Location
- Country: United States
- State: West Virginia

Physical characteristics
- • location: near Sumerco, WV
- • coordinates: 38°13′47″N 81°55′25″W﻿ / ﻿38.22972°N 81.92361°W
- Mouth: Trace Fork
- • location: near Garretts Bend, WV
- • coordinates: 38°17′34.2″N 81°55′06.0″W﻿ / ﻿38.292833°N 81.918333°W
- Length: 5.5 mi (8.9 km)

= Joes Creek =

Tributary in West Virginia

Joes Creek is a 5.5 mi secondary tributary (via Trace Fork) of the Mud River, in Lincoln County in the U.S. state of West Virginia. The stream is located in eastern Lincoln County and lies 4.4 miles from Tornado. Through Trace Fork, the Mud River, the Guyandotte River, and finally the Ohio River, it is part of the watershed of the Mississippi.

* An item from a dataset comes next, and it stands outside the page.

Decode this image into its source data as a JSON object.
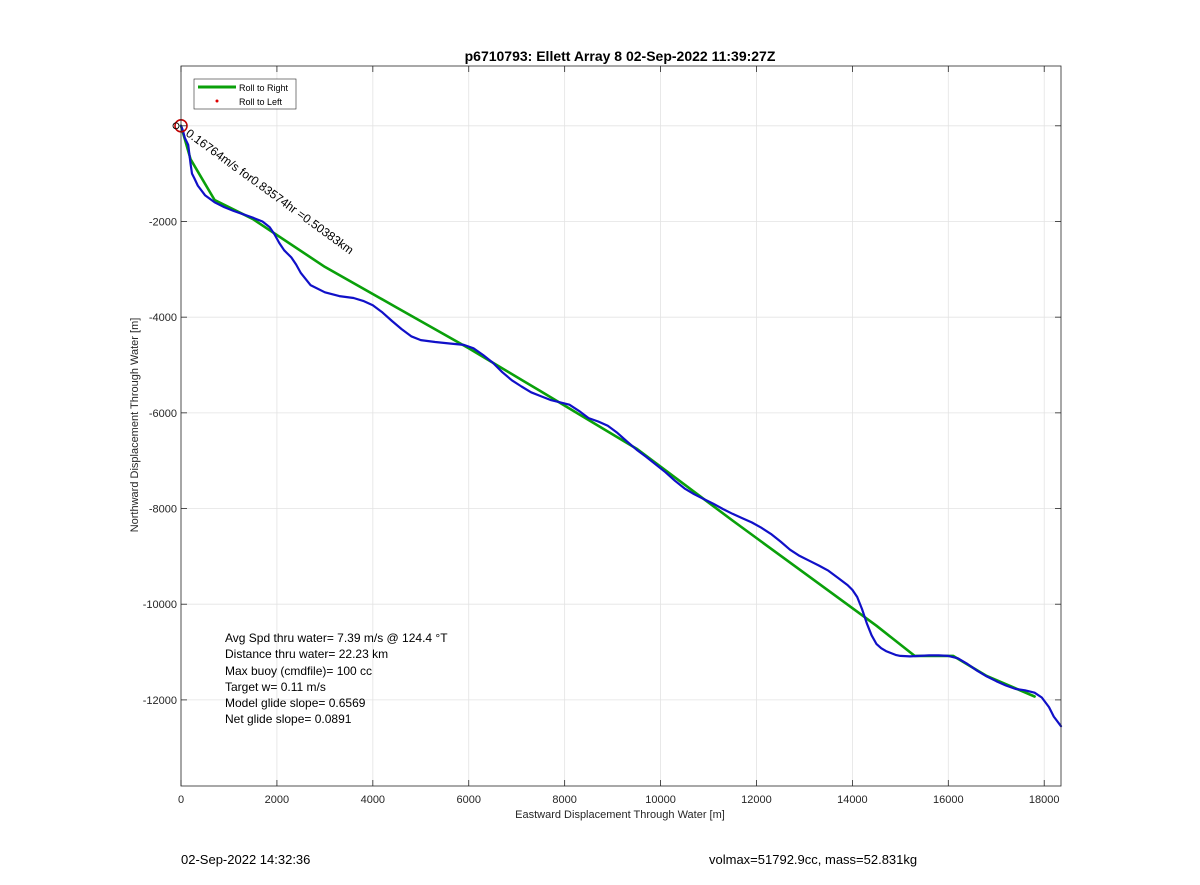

Joes Creek rises in Sumerco, mostly from runoff from Sumerco Mountain, and is fed by a smaller stream known as Laurel Fork. It flows mostly northward, eventually flowing into Trace Fork from the southeast, 0.8 mi from Garretts Bend. The upper portion of the stream was historically referred to as Williams Fork but is no longer common usage.